The space is a pub theatre – simple and unpretentious (the packed-out house and enthusiastic audience response suggests that this work could be taken elsewhere, perhaps to Edinburgh). Karis Halsall, who also curated 503Fusions, opens the evening with her piece Night. This is a dynamic work about loneliness and loss, which is suited to Halsall’s engaging physicality. The character she portrays – her shoulders up, hands in the pockets of her overlarge coat, as though apologising for her presence on stage – instantly captures the audience’s sympathy, but she holds our attention with some pointed and beautifully delivered lines. “Time is not data,” she declares, “it cannot be archived/it cannot be stored/it can only be lived.”
Tommy Sissons follows with his work Day, which introduces more hopeful overtones, whilst picking up on the dark themes in Night. This made for a change of tone mid-poem which was jarring at first, but it delivered the message. In contrast with the other three poets, who were all acting out personas or storytelling to some degree, the second half of Sissons’ poem was a straight-down-the-line elegy: he spoke out for young people who have been lost to violence or suicide, and expressed hope that a brighter future can be created for London’s youth. Sissons, who was 2014 UK Slambassador Champion, is another confident and engaging performer, and his chemistry with his backup band Normanton Street was certainly fun to watch.
The most musically sparkling piece of the evening was Gemma Rogers’s. Rogers has a charming stage presence, and it’s no surprise to find out she’s a regular at Glastonbury. A perky figure in large glasses, she is an accomplished musician and poet who can switch seamlessly from performing poetry, to rapping, to singing with a ukulele – and it sounds great, especially with the backup of Nick Rogers, Dominic Kennedy and Thomas Hammond. It’s wonderful to hear music, storytelling and poetry being whizzed together with such eccentric, bolshy virtuosity (move over, John Hegley).
Rogers’s piece Day is a one-woman musical that combines rap, spoken word, ukulele anthems and campy piano ballads; the audience clearly adored it, although sometimes I worried that the musical fun was overwhelming the narrative instead of moving it forward. Steve Harper’s direction holds the piece together, however, and the ending is a sweet and audience-pleasing resolution.
Deanna Rodger completes the evening with Night II. I’ve seen Rodger’s work before, but I’m always surprised afresh by how versatile an artist she is: her work has so many shades and moods, and expresses a wide range of emotions and concepts. Her poetry is always packed with facts, thoughts and ideas, but it’s always accessible and relatable. Rodger has a vibrant physical presence, which she uses to full effect: no facial expression or movement is wasted.
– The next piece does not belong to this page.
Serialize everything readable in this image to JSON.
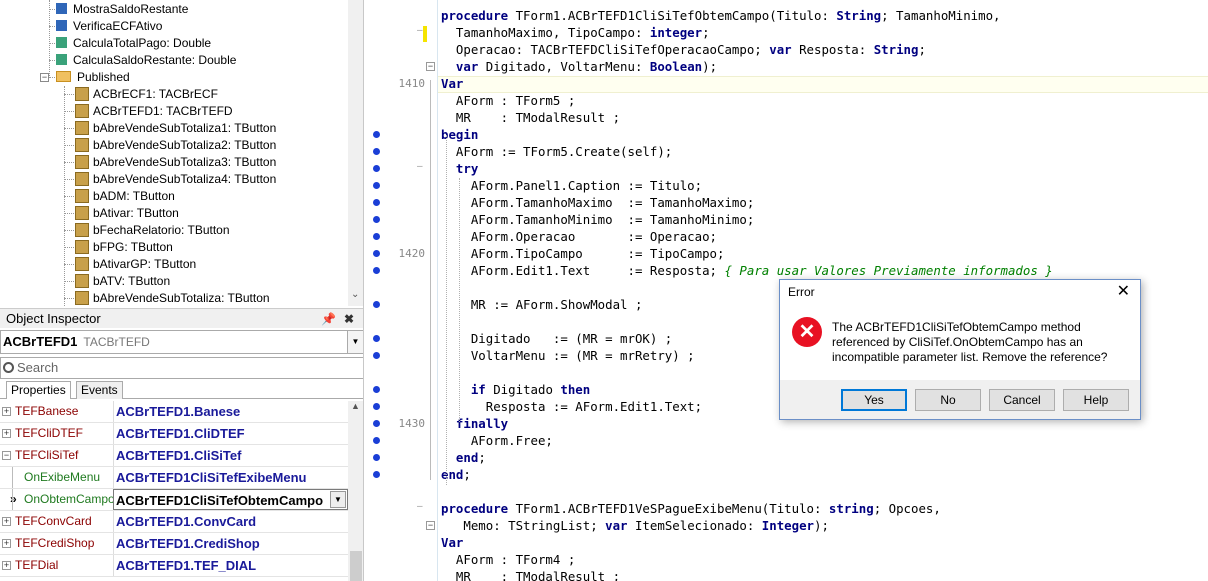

Night II is the standout of the evening, with its meditation on light: “the sun cannot defeat London”, Rodger declares. “God made us in her image/so we are God/and we make lights/great lights.”
My takeaway is that we’re all blessed to be in a renaissance of spoken word poetry, where poets can pull off beautiful and daring experiments like 503Fusions. It’s easy to forget that spoken word poetry has previously been seen as inaccessible and irrelevant. My only complaint is that 503Fusions ran for three nights only – but let’s hope this won’t be the last we will see of it.